By destroying habitats, spreading diseases, keeping livestock, dumping waste, over-harvesting, overfishing and climate change, the 7.5 billion people on this planet have become their own strength unlike any other in nature.
“We are no longer part of the global ecosystem and live in a broad, broad world,” said Raven. ‘[W]e are one species, completely dominant, among the millions of others out there. ”
True, species are becoming extinct naturally, but extinction is now thousands of times higher than the expected background percentage. It can be difficult to find out if an organism has disappeared as a direct result of human activity or because a species it depended on has been wiped out by humans, but both types of losses stem from humanity. “We can’t easily reverse the trend, but we can learn as much as possible in the time we have left,” said Raven.
The fact that human activities cause the vast majority of these extinctions means that changing human activities can help reduce vulnerable types of destruction.

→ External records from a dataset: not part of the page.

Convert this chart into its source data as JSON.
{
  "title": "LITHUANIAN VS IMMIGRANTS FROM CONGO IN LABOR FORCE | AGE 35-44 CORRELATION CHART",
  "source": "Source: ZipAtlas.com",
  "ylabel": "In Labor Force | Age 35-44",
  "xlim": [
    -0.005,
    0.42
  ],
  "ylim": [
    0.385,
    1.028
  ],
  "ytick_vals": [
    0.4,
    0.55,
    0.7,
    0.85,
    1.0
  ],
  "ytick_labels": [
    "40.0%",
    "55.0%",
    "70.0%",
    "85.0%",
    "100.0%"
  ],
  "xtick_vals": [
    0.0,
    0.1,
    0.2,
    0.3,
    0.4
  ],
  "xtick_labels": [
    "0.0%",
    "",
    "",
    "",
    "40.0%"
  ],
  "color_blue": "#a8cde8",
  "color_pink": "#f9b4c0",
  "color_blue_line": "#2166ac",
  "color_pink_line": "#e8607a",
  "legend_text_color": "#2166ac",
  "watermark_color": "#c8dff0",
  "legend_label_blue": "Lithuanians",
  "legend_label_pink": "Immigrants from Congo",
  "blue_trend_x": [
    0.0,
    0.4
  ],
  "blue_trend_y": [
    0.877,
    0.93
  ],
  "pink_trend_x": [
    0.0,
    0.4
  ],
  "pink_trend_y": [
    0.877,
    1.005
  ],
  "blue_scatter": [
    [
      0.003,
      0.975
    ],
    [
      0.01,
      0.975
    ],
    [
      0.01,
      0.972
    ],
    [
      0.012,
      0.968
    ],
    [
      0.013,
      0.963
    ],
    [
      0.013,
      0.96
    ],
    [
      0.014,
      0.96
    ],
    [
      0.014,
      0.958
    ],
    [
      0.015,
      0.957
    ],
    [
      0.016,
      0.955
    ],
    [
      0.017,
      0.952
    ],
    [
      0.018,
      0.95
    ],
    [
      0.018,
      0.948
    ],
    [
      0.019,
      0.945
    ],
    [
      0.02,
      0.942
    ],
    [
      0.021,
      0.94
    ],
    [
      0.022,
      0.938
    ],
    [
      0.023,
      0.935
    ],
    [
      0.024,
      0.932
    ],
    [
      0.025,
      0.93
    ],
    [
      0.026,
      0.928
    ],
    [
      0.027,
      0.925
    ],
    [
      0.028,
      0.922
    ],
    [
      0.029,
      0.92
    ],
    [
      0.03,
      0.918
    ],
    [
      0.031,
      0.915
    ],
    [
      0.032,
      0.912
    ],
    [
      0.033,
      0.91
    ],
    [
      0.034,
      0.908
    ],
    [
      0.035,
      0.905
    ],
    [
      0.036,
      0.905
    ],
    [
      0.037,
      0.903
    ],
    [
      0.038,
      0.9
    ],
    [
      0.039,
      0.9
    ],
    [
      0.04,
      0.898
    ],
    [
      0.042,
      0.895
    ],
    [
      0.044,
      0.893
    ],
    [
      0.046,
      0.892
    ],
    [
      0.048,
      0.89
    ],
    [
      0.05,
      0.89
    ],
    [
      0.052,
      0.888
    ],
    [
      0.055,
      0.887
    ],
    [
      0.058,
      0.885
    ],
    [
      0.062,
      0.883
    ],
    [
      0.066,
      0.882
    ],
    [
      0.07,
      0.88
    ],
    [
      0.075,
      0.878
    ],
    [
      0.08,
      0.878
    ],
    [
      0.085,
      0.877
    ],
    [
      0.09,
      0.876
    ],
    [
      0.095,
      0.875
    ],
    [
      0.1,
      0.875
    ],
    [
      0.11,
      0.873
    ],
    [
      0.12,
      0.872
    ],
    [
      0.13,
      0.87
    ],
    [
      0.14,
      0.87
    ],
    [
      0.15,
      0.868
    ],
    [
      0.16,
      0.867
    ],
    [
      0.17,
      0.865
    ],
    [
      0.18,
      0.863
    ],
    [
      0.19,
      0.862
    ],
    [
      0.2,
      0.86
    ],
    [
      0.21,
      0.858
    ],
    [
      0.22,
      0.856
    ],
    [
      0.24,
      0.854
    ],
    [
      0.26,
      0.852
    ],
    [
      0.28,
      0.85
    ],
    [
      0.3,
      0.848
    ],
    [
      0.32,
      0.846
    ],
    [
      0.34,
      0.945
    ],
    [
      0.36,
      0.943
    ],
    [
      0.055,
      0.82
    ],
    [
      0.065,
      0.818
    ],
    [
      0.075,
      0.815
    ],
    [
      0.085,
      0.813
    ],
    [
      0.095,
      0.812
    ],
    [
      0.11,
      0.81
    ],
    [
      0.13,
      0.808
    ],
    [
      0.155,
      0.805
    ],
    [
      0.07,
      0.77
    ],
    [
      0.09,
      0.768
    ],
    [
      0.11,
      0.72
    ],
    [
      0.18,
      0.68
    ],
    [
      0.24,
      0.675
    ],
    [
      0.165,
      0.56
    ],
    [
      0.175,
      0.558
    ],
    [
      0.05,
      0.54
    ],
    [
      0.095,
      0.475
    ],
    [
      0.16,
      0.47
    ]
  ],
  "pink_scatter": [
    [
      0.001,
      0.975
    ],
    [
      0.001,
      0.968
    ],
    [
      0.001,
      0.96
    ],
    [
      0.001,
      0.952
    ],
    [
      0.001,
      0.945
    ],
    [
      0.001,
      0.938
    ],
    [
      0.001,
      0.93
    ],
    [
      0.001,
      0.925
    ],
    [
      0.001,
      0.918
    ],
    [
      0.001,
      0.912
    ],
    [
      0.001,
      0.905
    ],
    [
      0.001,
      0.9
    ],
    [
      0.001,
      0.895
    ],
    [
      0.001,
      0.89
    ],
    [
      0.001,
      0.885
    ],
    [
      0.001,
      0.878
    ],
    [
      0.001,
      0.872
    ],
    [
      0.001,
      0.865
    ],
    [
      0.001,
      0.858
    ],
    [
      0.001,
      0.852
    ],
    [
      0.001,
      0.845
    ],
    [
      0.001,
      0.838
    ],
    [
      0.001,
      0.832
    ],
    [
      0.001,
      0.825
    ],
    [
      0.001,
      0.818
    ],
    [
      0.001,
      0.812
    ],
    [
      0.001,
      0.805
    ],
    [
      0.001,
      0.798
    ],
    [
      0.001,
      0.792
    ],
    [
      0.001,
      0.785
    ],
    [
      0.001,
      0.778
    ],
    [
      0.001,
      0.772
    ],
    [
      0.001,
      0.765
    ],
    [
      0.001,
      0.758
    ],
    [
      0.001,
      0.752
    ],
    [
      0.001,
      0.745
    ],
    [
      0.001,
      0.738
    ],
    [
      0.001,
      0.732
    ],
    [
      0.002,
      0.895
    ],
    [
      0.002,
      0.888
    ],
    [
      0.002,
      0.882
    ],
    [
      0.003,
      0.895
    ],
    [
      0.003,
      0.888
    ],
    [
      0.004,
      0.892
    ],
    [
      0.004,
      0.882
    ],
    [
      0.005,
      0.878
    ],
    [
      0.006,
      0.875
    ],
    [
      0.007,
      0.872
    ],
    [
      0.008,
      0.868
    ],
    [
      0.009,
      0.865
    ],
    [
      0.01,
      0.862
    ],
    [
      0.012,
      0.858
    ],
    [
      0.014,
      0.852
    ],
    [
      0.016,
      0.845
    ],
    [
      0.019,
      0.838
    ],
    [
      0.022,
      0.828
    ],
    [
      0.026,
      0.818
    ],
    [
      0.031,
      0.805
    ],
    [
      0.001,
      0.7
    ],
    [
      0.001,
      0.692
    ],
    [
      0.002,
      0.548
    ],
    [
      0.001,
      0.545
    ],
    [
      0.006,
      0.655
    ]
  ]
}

The conservation policy has already proven effective in counteracting some permanent losses, such as the Endangered Species Act in the United States. It even stimulates the recovery of several species, such as the bald eagle. And there is still time to save others species that are on the edge. But to save what’s left requires concerted action and time to act is running out.
“You don’t want to get into a deep depression. You want to get involved and do the very simple things we can do to avoid destroying the planet, ”said Stuart Pimm, a professor of wildlife conservation at Duke University and president of Saving nature, a non-profit environmental conservation organization. “The important story is that we can do a lot about it.”
Since people cause most of the destruction that causes extinction, people can change their behavior to protect life. One of the most effective measures people can take to protect endangered species is to protect the environment in which they live and protect them from mining, drilling, development, and pollution.
“We can certainly make a difference. We can accelerate the extinction, “said Greenwald. “We know how to do that. We can free up more space for nature. ‘
Another tactic is to build corridors to connect fragmented ecosystems, creating larger adjacent areas. This can help grow synergy between species and build a more resilient ecosystem that can better withstand the disappearance of a species and restore deterioration.
However, the threats to so many species have been building up for years and they cannot be reversed overnight. It will take a sustained global conservation effort to protect and restore loved ones to the crowds that once swam, flew, and walked the Earth.